Le maintien du Burundi à l’agenda du Conseil de Sécurité de l’ONU, un signe que le projet de déstabilisation continue !

Tant que les Néo-colons maintiennent le Burundi dans leur collimateur, il faut que les Burundais restent vigilants, ne baissent pas la garde car cet acharnement que ces milieux utilisent à vouloir se donner le droit de détruire le pays, à tout moment, dès qu’une brèche serait ouverte, indique clairement que cette inscription à l’agenda du Conseil de Sécurité de l’ONU n’augure rien de bon. Surtout que cela s’est déjà et à maintes reprises vérifié pour d’autres pays.

Pourtant, le Burundi ne menace personne, ne menace la sécurité d’aucun pays et moins encore la sécurité des pays européens.

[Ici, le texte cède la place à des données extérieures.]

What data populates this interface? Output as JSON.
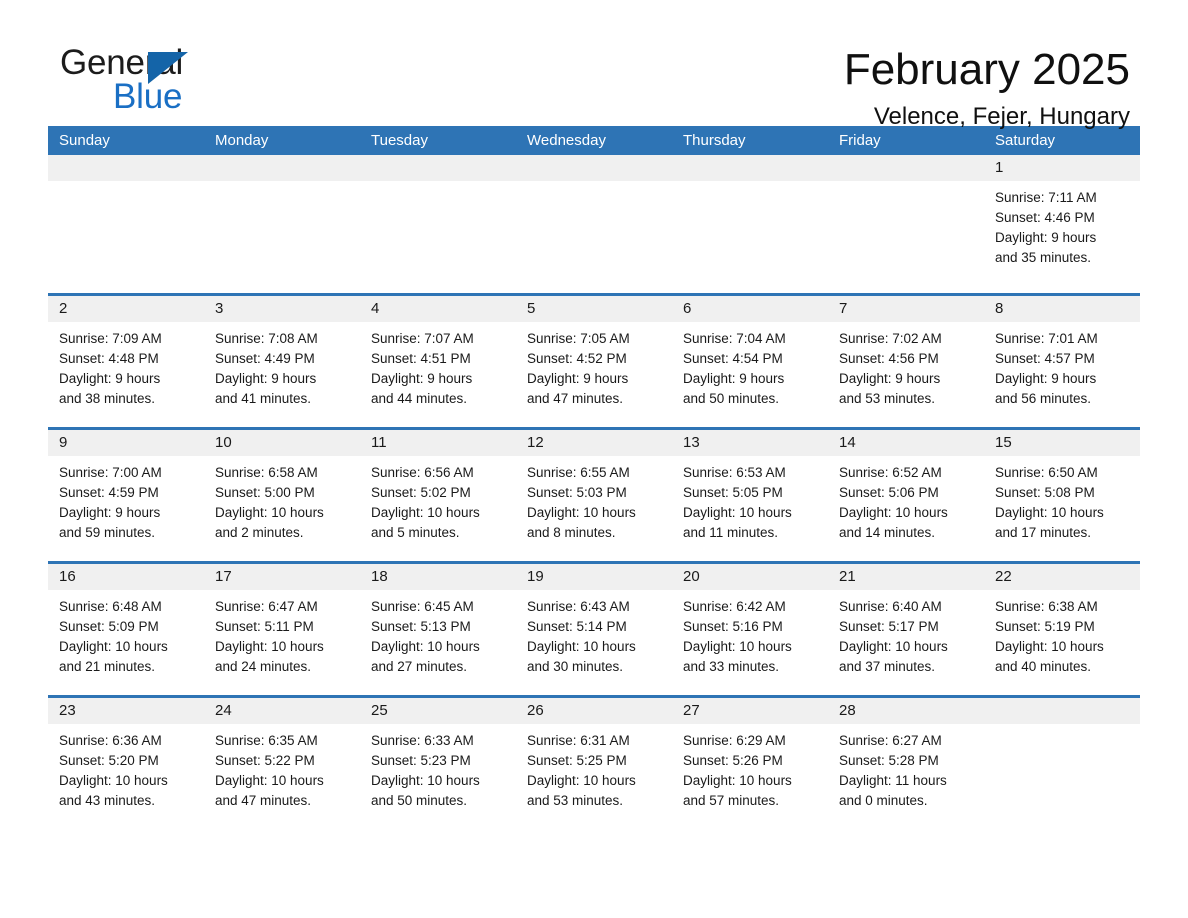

A part leur volonté d’opérer le changement de régime au Burundi pour mettre en place des hommes de paille susceptibles de leur obéir au doigt et à l’œil, de même que l’envie de redémarrer l’exploitation du sous-sol à vil prix, à l’instar de ce qui s’est passé à l’époque coloniale ou tout simplement le souci de défendre leurs intérêts au détriment des peuples africains, aucun argument réel, logique ou objectif ne peut justifier la mise du Burundi à l’index.

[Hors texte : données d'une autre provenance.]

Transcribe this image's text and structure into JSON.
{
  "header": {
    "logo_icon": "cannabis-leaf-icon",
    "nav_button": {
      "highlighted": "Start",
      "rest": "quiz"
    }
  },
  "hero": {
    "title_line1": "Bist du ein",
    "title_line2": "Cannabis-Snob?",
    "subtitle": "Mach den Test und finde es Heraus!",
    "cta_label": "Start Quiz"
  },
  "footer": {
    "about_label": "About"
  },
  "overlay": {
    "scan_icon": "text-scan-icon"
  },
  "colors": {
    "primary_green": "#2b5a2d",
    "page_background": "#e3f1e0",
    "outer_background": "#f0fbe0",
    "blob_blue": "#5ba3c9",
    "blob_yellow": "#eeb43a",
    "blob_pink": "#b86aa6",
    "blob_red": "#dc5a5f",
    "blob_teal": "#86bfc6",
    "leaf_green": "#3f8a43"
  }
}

Les discours et les déclarations contradictoires qu’ils tiennent n’ont d’autres visées que de dérouter le néophyte africain avant de le frapper, sans pitié et sans qu’il ne puisse voir d’où viennent les coups. Sauf, s’il accepte de mettre le genou à terre et consentir sans broncher à subir la loi du maître à esclave, conformément à la « Charte de l’impérialisme ». Toute autre solution ne peut convenir.
Si on ne fait pas attention, ils sont capables de convaincre du contraire toute personne de bonne foi et prendre une vessie pour une lanterne. Ils disent qu’ils sont occupés à défendre les droits de l’homme alors qu’ils font le contraire ! A ce jour, qu’ont-ils fait pour les victimes des différents pogroms au Burundi ? Pour rappel 1965, 1969, 1972 (un véritable génocide), 1988, 1993 à aujourd’hui, le coup d’état avorté de 2015, ses destructions tant humaines que matérielles et sans oublier les traumatisés à vie que ça a généré dans la société burundaise.

Régulièrement, des rapports alarmistes se succèdent tendancieux, manipulateurs, dangereux et mensongers concoctés par de hauts fonctionnaires de l’ONU payés pour les besoins de la cause et viennent enrichir la panoplie des moyens mis en œuvre pour écraser toute velléité de résistance. La guerre froide est bien derrière nous et pour s’amuser certaines puissances occidentales s’inventent des situations et cochent les pays qu’il faut saccager sous prétexte que c’est pour y défendre les droits de l’homme et y promouvoir la démocratie, à ce propos les cas de la Libye, l’Irak et actuellement la Syrie sont éloquents.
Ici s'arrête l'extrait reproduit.